Mutual Pharmaceutical v. Bartlett Lawsuit
This week, in a far-reaching decision, the U.S. Supreme Court demonstrated once again that pro-business decisions are defining the Roberts court.
In a case involving Philadelphia’s Mutual Pharmaceutical Co., the court split 5-4 along the traditional conservative-liberal line to award a victory for the drug industry and, indirectly, the U.S. Food and Drug Administration. The court ruled that federal law related to pharmaceutical regulations preempts a person’s ability to sue in state courts and allege that a generic drug is designed badly.
The generic drug industry, which accounts for almost 80 percent of the U.S. market, now has a blanket exemption from liability. The ruling means that consumers who take name-brand drugs can sue for damages, but consumers who take a generic version of the same drug can’t sue
This ruling came from the case of Mutual Pharmaceutical Company v. Bartlett. Karen Bartlett suffered a rare, severe skin reaction three weeks after starting therapy with a generic version of the pain reliever Clinoril. She is now legally blind. She claimed not only that Mutual didn’t adequately warn of its drug’s dangers, but also that the product was defective and shouldn’t have been sold. A jury awarded her $21 million for her injuries. Mutual Pharmaceuticals argued that the product and its label were FDA-approved and that those approvals preempt Bartlett’s state-court claims.

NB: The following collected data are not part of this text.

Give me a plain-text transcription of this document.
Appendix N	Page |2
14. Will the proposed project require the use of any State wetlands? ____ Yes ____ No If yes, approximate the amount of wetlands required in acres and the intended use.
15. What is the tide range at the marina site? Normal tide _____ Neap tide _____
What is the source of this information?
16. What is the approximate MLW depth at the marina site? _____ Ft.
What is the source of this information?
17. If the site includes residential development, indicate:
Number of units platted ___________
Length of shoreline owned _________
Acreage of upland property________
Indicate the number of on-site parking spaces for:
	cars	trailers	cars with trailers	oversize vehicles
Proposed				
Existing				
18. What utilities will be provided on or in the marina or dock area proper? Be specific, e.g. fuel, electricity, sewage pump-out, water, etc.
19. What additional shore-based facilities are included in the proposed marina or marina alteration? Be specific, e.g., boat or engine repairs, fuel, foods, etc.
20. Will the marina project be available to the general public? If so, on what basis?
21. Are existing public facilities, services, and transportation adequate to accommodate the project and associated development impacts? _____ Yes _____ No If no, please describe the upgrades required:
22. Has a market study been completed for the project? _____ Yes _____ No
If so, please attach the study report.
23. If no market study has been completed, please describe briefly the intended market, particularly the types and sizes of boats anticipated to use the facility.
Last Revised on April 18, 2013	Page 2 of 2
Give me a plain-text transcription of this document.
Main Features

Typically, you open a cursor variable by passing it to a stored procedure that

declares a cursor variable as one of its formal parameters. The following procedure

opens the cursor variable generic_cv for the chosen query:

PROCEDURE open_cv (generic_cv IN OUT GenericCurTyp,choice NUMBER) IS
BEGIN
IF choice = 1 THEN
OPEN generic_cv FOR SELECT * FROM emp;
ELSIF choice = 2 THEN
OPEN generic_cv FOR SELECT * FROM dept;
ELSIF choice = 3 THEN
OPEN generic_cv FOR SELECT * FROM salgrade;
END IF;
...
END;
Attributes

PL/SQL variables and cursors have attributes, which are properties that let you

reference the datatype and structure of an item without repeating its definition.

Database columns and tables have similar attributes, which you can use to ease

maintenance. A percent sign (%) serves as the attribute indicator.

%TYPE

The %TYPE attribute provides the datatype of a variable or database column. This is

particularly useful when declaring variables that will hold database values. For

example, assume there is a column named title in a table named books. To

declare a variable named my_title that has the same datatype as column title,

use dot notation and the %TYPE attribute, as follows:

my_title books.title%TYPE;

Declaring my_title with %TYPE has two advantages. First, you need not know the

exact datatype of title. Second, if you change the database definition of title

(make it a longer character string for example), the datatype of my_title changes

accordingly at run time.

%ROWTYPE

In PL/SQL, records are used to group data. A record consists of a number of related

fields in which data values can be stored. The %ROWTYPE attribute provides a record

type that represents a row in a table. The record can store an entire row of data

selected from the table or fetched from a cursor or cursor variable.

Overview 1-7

The conservative majority wrote that Bartlett’s situation was “tragic and evokes deep sympathy,” but said the law requires that the judgment of the lower court be reversed.
Business decisions by the Supreme Court are almost always overshadowed by cases on controversial social issues. But the business docket reflects something truly distinctive about the court led by Justice John G. Roberts Jr. Studies have shown the current court over all is only slightly more conservative than the courts led by Justices Warren E. Burger and William Rehnquist. Business decisions have been far friendlier to business than any court since at least World War II.
Since the Bartlett decision, Senate Judiciary Committee Chairman Pat Chairman Patrick Leahy (D-Vt.) and five other lawmakers wrote to FDA Commissioner Margaret Hamburg and asked her to rewrite regulations so people can sue generic drug manufacturers for injuries.
“A consumer should not have her rights foreclosed simply because she takes the generic version of a prescription drug,” Leahy said.
While the FDA has indicated they will review the court decision, given the language of the federal statute, it is unlikely they will be able to change the regulations. Past rulings by the agency have been unusually favorable to generic drug manufacturers.
But what remains most troubling in the Bartlett ruling is that the court has stripped consumers of their 7th Amendment rights to access the court and allowed a multi-billion dollar industry to operate without impunity over the consumers they serve.